Spouse Confessions: I’m Afraid of Reintegration

My active duty husband has been gone for well over 1/2 a year. He’s missed all the major holidays, birthdays and anniversaries. He’s due to come home soon. I’m terrified. Not for my health or safety at all, but for our marriage and sanity.

We haven’t fought much at all while he’s been gone. There haven’t been major conflicts, but dynamics have shifted, kids have grown up and personalities have changed some. I wasn’t ever the “meek spouse” that desperately needed him home to accomplish or care for everything.

I’m fiercely independent and proud of it.

I’ve become even more independent in the last year. I’ve gotten involved in base activities and I’ve started a new job and I’ve become very busy.

My personal interests have changed and my involvements outside the house have grown.

Since he left, it’s almost like we’re back to being two very separate or different people as opposed to the Biblical “one flesh” of marriage that we strove for.

So now, I’m scared.

He’s coming home from deployment, so should I be willing to give my things up now?

Where do I draw the line and say “I need this”?

How do I manage expectations when I know things aren’t going to be the way they were when he left?

How do I quell my anxiety so I can just enjoy my husband being home?

Divorce isn’t even a word in my vocabulary, but the last year has opened my eyes to why our squadron has a 75 percent divorce rate. How can a family sustain this deployment cycle year after year?

We’re on year four, and DH told me to expect at least two more. I can’t even imagine who I’m going to be after two more years of this.

Will he know me or I him? We live together only half of our lives. We co-parent only sporadically. He pops in and out of our lives and I’m afraid one of these times he’s going to feel like there really isn’t a place for him, because I’ve had to seal all the leaks of our family up while he’s gone.

I REFUSE to let us sink, but sometimes the patches I put on the leaky lifeboat bring about dramatic change.

My fear is that when he returns, I will go overboard and grant him everything he asks for and work tirelessly to make him “happy and okay.”

…But I won’t ask for that same support from him.

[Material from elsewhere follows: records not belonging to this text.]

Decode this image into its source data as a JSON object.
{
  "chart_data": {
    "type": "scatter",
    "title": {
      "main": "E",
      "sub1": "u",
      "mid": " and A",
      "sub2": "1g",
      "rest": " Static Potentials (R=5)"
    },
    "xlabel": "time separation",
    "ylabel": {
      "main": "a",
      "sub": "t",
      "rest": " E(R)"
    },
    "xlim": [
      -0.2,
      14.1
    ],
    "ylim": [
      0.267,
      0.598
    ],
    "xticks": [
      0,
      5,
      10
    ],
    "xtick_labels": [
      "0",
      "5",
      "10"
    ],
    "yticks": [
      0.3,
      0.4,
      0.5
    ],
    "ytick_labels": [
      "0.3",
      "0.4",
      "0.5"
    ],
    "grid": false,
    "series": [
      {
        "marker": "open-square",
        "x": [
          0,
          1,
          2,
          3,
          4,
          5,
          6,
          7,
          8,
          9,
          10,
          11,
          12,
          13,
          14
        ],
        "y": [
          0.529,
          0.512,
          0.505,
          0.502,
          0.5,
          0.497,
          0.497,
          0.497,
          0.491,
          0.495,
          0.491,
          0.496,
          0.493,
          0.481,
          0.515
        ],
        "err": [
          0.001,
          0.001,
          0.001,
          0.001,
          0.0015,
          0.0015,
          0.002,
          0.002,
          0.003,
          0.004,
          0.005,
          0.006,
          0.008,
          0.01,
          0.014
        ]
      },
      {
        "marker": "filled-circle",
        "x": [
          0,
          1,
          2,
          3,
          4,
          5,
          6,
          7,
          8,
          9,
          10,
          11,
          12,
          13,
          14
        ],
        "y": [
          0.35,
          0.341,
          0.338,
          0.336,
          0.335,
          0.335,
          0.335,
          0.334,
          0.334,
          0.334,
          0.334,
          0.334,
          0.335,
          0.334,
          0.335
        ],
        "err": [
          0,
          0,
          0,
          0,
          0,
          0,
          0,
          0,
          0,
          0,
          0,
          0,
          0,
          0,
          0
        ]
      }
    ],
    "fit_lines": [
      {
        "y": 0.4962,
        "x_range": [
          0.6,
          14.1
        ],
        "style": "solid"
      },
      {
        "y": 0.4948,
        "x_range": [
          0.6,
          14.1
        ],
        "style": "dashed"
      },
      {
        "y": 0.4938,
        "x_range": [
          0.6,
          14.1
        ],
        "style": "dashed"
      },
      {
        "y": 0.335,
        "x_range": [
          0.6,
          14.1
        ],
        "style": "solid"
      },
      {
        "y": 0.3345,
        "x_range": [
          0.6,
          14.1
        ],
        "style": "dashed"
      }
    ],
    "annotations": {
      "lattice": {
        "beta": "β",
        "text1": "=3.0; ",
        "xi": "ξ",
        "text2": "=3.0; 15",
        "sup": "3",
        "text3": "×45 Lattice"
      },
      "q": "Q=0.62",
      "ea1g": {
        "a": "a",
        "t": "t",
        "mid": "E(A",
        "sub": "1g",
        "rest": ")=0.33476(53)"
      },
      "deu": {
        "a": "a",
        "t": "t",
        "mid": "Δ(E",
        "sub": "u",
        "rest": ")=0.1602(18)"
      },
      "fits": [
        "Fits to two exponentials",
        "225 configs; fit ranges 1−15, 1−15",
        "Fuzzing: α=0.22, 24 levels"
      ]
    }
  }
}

Far too often I keep my mouth shut about the small things, and I’m afraid this time that I’ll do that until I can’t take it anymore and then I’ll just blow.

He gave me a list of things he needs from me for a smooth reintegration, but didn’t ask a thing about what I needed.

He told me he most certainly doesn’t have PTSD so don’t treat him as though he does … But he failed to think about whether I’ve got mom/wife freak out syndrome and have needs of my own that need to be addressed.

He’s been away and expects to come home and be catered to. But I don’t think he realizes that I’ve been catering to my kids ALONE for half a year and am relatively close to my breaking point already. Having another responsibility is daunting.

So, what’s the solution? The only one I can come up with is talking. Talk, talk, and then talk some more.

He’s shared his concerns, so I’ve got to share mine. I’m responsible for speaking up and making it clear that he’s not the only one that has to adjust.

But I’m scared. I’m anxious. I want desperately for him to be home, but I worry so much about the readjustment.

I want to make him happy, but have learned how to find my own happiness and satisfaction and (perhaps selfishly so) don’t really want to give that up. I want my family back together, but I’m nervous about the havoc it will, undoubtedly, create.

All part of military life, I suppose. Certainly not easy, though.

C’est la vie. Bring on the power struggle.